Lo que sí obtuvo a cambio fue la visita de la élite social de la época: desde la familia presidencial —que lo hacía a escondidas— hasta estrellas del cine y la televisión. Entre esas visitas apareció el afamado Alejandro Jodorowsky, quien vivía a una cuadra y asegura en su libro El maestro y las magas haber entrado con miedo. No queda claro si fue Jodorowsky o el díscolo jesuita Salvador Freixedo quien la presentó al científico Jacobo Grinberg, un hombre apasionado por lo sobrenatural que, fascinado por ella, la convirtió en objeto de sus investigaciones.
Quizás lo que cautivó a la juventud de la nueva era fue la teatralidad con la que realizaba sus consultas. El cuarto estaba siempre a oscuras porque la luz, según ella, impedía la manifestación del espectro. Las tímidas velas, los aromas del copal, las formas de las hierbas y los líquidos como el alcohol jugaban un papel importante. El juego de luces y sombras en el interior hacía creer a los pacientes —en trance gracias a las plantas que previamente ingerían— que Pachita les abría el vientre con un cuchillo de cocina, sin anestesia, y les intercambiaba los órganos por otros sanos tomados de animales o que extirpaba tumores, cánceres y otros males. Lo mágico no era eso, sino saber que, días después, los pacientes, en efecto, mejoraban.

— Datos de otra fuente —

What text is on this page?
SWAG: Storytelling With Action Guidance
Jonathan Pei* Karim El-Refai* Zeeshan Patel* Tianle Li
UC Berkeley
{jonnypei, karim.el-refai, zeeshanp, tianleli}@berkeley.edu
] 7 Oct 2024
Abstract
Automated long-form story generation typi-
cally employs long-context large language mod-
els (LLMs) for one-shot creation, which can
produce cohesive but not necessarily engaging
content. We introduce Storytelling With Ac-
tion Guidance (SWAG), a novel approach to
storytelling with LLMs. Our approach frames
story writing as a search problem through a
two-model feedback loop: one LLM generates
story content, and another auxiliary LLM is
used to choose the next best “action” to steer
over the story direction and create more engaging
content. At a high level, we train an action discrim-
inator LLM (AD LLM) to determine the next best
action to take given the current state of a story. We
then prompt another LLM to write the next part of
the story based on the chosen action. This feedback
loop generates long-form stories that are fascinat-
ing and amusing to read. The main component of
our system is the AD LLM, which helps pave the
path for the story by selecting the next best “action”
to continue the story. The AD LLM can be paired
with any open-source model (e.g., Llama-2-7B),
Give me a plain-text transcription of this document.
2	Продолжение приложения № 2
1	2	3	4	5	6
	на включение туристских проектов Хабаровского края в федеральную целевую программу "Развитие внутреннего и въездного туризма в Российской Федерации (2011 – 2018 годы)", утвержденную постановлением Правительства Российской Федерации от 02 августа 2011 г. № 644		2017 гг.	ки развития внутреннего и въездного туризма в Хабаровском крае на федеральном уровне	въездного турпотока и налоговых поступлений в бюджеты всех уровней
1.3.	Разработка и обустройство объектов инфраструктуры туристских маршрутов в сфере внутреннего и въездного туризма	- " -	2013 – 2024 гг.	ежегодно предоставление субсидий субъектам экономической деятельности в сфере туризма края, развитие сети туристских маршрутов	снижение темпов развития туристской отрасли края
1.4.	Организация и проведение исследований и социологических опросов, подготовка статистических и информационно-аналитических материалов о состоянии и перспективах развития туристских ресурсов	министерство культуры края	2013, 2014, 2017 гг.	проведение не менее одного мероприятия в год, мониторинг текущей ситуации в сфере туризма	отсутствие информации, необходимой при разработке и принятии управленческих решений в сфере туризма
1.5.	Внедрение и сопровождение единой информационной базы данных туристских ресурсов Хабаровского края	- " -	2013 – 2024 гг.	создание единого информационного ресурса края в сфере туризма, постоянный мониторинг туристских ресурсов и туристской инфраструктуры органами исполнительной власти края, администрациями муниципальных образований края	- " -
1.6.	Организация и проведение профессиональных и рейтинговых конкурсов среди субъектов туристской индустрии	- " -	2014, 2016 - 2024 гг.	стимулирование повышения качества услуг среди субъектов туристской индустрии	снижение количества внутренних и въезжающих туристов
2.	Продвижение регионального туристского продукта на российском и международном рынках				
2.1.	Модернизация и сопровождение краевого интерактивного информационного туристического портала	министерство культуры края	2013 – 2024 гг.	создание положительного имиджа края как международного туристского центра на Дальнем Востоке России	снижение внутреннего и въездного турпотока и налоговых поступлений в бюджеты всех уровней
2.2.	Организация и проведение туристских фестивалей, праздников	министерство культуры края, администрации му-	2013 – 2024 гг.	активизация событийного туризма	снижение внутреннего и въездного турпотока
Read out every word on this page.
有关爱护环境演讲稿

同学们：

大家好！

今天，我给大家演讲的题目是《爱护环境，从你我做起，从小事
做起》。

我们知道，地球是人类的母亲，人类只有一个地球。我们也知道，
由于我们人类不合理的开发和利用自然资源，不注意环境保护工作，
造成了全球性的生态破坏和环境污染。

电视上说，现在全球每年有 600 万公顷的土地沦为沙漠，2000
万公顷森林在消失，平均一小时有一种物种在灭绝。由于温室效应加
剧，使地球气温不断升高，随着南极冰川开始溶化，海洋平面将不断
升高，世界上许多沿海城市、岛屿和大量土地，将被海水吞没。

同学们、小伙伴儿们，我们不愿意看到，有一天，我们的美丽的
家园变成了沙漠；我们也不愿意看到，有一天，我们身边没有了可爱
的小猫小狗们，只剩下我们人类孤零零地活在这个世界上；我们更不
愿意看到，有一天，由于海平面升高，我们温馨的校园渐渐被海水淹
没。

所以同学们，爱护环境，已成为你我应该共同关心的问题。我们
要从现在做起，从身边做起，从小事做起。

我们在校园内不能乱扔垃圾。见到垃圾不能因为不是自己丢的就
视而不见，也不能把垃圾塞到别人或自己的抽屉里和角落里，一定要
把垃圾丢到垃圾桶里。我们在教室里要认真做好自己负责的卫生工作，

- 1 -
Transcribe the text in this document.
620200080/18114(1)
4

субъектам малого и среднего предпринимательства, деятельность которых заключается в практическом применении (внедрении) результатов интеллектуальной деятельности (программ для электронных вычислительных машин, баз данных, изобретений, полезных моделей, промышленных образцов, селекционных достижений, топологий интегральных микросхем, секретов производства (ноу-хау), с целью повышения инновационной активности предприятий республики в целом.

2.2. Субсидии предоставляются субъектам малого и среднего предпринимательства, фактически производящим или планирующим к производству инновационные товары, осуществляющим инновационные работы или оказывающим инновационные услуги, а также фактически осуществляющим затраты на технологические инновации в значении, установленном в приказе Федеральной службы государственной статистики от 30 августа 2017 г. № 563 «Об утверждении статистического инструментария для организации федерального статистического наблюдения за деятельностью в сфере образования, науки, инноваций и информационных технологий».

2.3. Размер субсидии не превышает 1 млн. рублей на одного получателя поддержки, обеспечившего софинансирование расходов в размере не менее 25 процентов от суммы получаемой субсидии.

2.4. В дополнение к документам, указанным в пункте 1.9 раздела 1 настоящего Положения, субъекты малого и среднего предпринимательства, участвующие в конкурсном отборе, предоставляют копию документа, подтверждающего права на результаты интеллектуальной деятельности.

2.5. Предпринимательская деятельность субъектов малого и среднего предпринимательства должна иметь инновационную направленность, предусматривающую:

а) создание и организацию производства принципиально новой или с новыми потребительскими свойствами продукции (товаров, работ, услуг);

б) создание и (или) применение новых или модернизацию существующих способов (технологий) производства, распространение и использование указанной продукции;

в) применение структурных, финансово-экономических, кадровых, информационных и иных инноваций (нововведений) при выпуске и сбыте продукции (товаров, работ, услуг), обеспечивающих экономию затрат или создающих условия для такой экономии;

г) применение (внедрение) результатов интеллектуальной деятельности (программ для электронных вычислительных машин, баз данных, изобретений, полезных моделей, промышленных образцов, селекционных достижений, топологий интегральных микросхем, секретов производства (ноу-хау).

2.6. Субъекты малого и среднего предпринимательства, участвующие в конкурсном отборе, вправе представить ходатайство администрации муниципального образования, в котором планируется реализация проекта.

Pachita fue la gran sacerdotisa de esta técnica, la cirugía psíquica originaria de Filipinas y auspiciada por la Unión Espiritista Cristiana, respetando las directrices de la doctrina establecida por Alan Kardec.

No era una curandera tradicional y sus métodos tampoco provenían de los pueblos indígenas mexicanos, lo que la hacía peculiar. Aunque Grinberg no lo menciona explícitamente, deja pistas para revelar su origen. Pachita era solo una niña cuando estalló la Revolución Mexicana, vivía en el norte del país y fue abandonada a corta edad. Un africano llamado Charles la adoptó y comenzó así su travesía. Aquella forma de operar tenía poco que ver con la tradición indígena y mucho con las santerías africanas.
En los años 50 ocurrió un episodio mediático en el que participaron arqueólogos, el presidente y el propio Diego Rivera: aseguraban haber encontrado los restos perdidos del emperador Cuauhtémoc, asesinado durante la conquista. Es probable que esto haya inspirado a Pachita para crear al espíritu del "hermanito Cuauhtémoc" como guía en sus tratamientos.
Hasta aquí, el resto de la historia es leyenda. Bárbara Guerrero falleció el 29 de abril de 1979; Grinberg publicó sus estudios en los años siguientes; él desapareció en 1994 y la leyenda urbana de "La Casa de las Brujas" surgió una década después. Pocos lo saben, pero la descendencia de Pachita continuó su legado: su hijo Domingo Ferrer y un pequeño grupo aún realizan operaciones mágicas en el sur de la ciudad.
Esclarecer los mitos no es desmentirlos, sino preservarlos adecuadamente para la posteridad.